Che si tratti di costruire automobili o di lanciare l’arte moderna, i creatori rimodellano ciò che hanno ereditato. Assorbono il mondo nel loro sistema nervoso e lo manipolano per creare futuri possibili. Considerate l’artista grafico Lonni Sue Johnson, una prolifica illustratrice che ha realizzato copertine per il New Yorker. Nel 2007, ha subito un’infezione quasi fatale che ha paralizzato la sua memoria. È sopravvissuta, ma si è trovata a vivere in una finestra temporale di quindici minuti, incapace di ricordare il suo matrimonio, il suo divorzio, o anche le persone che aveva incontrato in precedenza. Il bacino dei suoi ricordi era in gran parte svuotato, e l’ecosistema della sua creatività si prosciugò. Smise di dipingere perché non le veniva in mente niente da dipingere. Nessun modello interno turbinava nella sua testa, nessuna nuova idea per la prossima combinazione di cose che aveva già visto. Quando si sedeva davanti al suo foglio, non c’era altro che un vuoto. Aveva bisogno del passato per poter creare il futuro. Non aveva niente a cui attingere, e quindi niente da disegnare. La creatività si basa sulla memoria.

Ma ci sono sicuramente momenti eureka, quando qualcuno è improvvisamente colpito da un’idea che si materializza dal nulla? Prendete, per esempio, un chirurgo ortopedico di nome Anthony Cicoria, che nel 1994 stava parlando con sua madre da un telefono pubblico all’aperto quando fu colpito da un fulmine. Qualche settimana dopo, inaspettatamente iniziò a comporre. Negli anni successivi, presentando la sua “Lightning Sonata”, parlò della sua musica come se gli fosse stata data dall'”altro lato”. Se mai ci fosse un esempio di creatività che nasce dal nulla, potrebbe essere questo: un non-musicista che improvvisamente inizia a comporre.

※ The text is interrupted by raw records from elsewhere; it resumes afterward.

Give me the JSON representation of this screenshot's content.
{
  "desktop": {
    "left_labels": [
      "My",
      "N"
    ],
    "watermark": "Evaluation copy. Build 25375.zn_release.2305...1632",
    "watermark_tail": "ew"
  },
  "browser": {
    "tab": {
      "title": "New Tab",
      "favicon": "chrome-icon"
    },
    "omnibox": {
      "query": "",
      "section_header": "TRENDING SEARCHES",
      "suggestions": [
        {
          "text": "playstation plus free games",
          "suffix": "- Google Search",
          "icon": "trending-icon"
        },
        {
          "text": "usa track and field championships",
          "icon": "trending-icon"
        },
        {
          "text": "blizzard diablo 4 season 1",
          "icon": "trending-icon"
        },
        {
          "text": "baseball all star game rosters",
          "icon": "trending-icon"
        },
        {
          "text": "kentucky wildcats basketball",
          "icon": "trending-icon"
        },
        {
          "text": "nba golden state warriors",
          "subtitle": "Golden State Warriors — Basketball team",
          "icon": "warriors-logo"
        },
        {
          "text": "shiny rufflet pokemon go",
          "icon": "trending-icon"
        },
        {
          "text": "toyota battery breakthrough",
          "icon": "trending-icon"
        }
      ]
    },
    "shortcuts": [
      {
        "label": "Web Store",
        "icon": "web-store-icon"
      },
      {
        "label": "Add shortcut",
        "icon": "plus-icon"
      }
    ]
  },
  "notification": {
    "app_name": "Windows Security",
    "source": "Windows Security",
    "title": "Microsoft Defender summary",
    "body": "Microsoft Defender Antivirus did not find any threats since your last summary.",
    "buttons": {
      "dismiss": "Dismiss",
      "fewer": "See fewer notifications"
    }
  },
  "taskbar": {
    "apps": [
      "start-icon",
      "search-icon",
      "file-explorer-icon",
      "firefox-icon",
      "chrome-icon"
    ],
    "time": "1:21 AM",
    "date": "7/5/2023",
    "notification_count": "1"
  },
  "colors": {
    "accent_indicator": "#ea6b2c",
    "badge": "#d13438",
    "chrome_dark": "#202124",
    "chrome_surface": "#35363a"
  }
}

Ma, a ben guardare, Cicoria risulta anche contare sulle materie prime che lo circondano. Racconta che, dopo il suo incidente, ha sviluppato un forte desiderio di ascoltare la musica pianistica dell’Ottocento. È difficile sapere cosa abbia fatto il colpo di fulmine al cervello di Cicoria, ma è chiaro che egli assorbì rapidamente quel repertorio musicale. Anche se la musica di Cicoria è bella, condivide la stessa struttura e progressione dei compositori che stava ascoltando -compositori come Chopin, che lo ha preceduto di quasi due secoli. Proprio come Lonni Sue Johnson, aveva bisogno di un magazzino di materiali da estrarre. Il suo improvviso desiderio di comporre può essere venuto dal nulla, ma il suo processo creativo di base no.

Molte persone sono rimaste figurativamente in piedi durante i temporali, aspettando che il fulmine creativo colpisse. Ma le idee creative si evolvono dai ricordi e dalle impressioni esistenti. Invece di essere accese da fulmini, le nuove idee nascono dall’intreccio di miliardi di scintille microscopiche nella vasta oscurità del cervello.